Familiarity with observability tooling such as OpenTelemetry, Prometheus, Grafana, Loki, or Tempo.
Experience with HPC environments and job schedulers such as SLURM, or general experience deploying services on remote GPU clusters.
Experience maintaining forks of open-source projects, including upstream merge management, patch backporting, and dependency CVE remediation.
Familiarity with JavaScript or TypeScript and component-based frontend frameworks such as Svelte or React.
Excellent written and oral communication skills.
Motivated self-starter with the ability to work independently and to participate creatively in collaborative teams across the laboratory.
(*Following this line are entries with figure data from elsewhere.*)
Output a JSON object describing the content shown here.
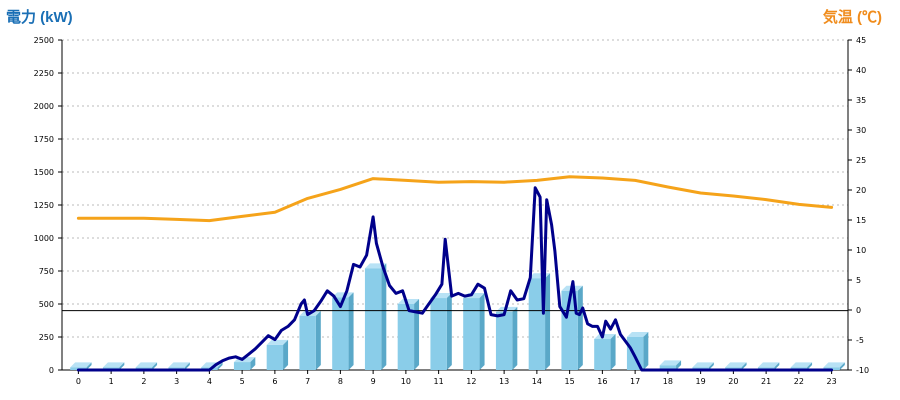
{
  "chart_data": {
    "type": "bar",
    "y_left_title": "電力 (kW)",
    "y_right_title": "気温 (℃)",
    "categories": [
      "0",
      "1",
      "2",
      "3",
      "4",
      "5",
      "6",
      "7",
      "8",
      "9",
      "10",
      "11",
      "12",
      "13",
      "14",
      "15",
      "16",
      "17",
      "18",
      "19",
      "20",
      "21",
      "22",
      "23"
    ],
    "ylim_left": [
      0,
      2500
    ],
    "ylim_right": [
      -10,
      45
    ],
    "yticks_left": [
      0,
      250,
      500,
      750,
      1000,
      1250,
      1500,
      1750,
      2000,
      2250,
      2500
    ],
    "yticks_right": [
      -10,
      -5,
      0,
      5,
      10,
      15,
      20,
      25,
      30,
      35,
      40,
      45
    ],
    "grid": true,
    "series": [
      {
        "kind": "bar",
        "axis": "left",
        "values": [
          20,
          20,
          20,
          20,
          20,
          60,
          190,
          410,
          550,
          770,
          500,
          545,
          545,
          440,
          695,
          600,
          235,
          250,
          35,
          20,
          20,
          20,
          20,
          20
        ]
      },
      {
        "kind": "line",
        "axis": "left",
        "color": "#00008b",
        "x": [
          0,
          0.5,
          1,
          1.5,
          2,
          2.5,
          3,
          3.5,
          4,
          4.2,
          4.4,
          4.6,
          4.8,
          5,
          5.2,
          5.4,
          5.6,
          5.8,
          6,
          6.2,
          6.4,
          6.6,
          6.8,
          6.9,
          7,
          7.2,
          7.4,
          7.6,
          7.8,
          8,
          8.2,
          8.4,
          8.6,
          8.8,
          9,
          9.1,
          9.3,
          9.5,
          9.7,
          9.9,
          10.1,
          10.3,
          10.5,
          10.7,
          10.9,
          11.1,
          11.2,
          11.4,
          11.6,
          11.8,
          12,
          12.2,
          12.4,
          12.6,
          12.8,
          13,
          13.2,
          13.4,
          13.6,
          13.8,
          13.95,
          14.1,
          14.2,
          14.3,
          14.45,
          14.55,
          14.7,
          14.9,
          15.1,
          15.2,
          15.3,
          15.4,
          15.55,
          15.7,
          15.85,
          16,
          16.1,
          16.25,
          16.4,
          16.55,
          16.7,
          16.85,
          17,
          17.2,
          17.4,
          17.6,
          17.8,
          18,
          18.5,
          19,
          20,
          21,
          22,
          23
        ],
        "values": [
          0,
          0,
          0,
          0,
          0,
          0,
          0,
          0,
          0,
          40,
          70,
          90,
          100,
          80,
          120,
          160,
          210,
          260,
          230,
          300,
          330,
          380,
          500,
          530,
          420,
          450,
          520,
          600,
          560,
          480,
          600,
          800,
          780,
          870,
          1160,
          960,
          780,
          640,
          580,
          600,
          450,
          440,
          430,
          500,
          570,
          650,
          990,
          560,
          580,
          560,
          570,
          650,
          620,
          420,
          410,
          420,
          600,
          530,
          540,
          700,
          1380,
          1310,
          430,
          1290,
          1100,
          900,
          480,
          400,
          670,
          430,
          420,
          470,
          350,
          330,
          330,
          250,
          370,
          310,
          380,
          270,
          220,
          170,
          100,
          0,
          0,
          0,
          0,
          0,
          0,
          0,
          0,
          0,
          0,
          0
        ]
      },
      {
        "kind": "line",
        "axis": "right",
        "color": "#f5a31a",
        "x": [
          0,
          1,
          2,
          3,
          4,
          5,
          6,
          7,
          8,
          9,
          10,
          11,
          12,
          13,
          14,
          15,
          16,
          17,
          18,
          19,
          20,
          21,
          22,
          23
        ],
        "values": [
          15.3,
          15.3,
          15.3,
          15.1,
          14.9,
          15.6,
          16.3,
          18.6,
          20.1,
          21.9,
          21.6,
          21.3,
          21.4,
          21.3,
          21.6,
          22.2,
          22.0,
          21.6,
          20.5,
          19.5,
          19.0,
          18.4,
          17.6,
          17.1
        ]
      }
    ],
    "reference_line_left": 450
  }
}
Ability to function well in a fast-paced research environment, set priorities to accomplish multiple tasks within deadlines, and adapt to ever-changing needs.

Responsibilities

Design, develop, and operate enterprise AI and data infrastructure.
Build, maintain, and scale Docker-based microservices.
Manage large language model (LLM) inference servers on GPU clusters.
Develop vector database and retrieval-augmented generation (RAG) pipelines.
Implement observability stacks that advance AI capabilities across the laboratory.
Work independently and collaboratively with a multidisciplinary team of scientists, data engineers, and system administrators.
Deliver reliable, secure, and high-performance AI services to ORNL researchers.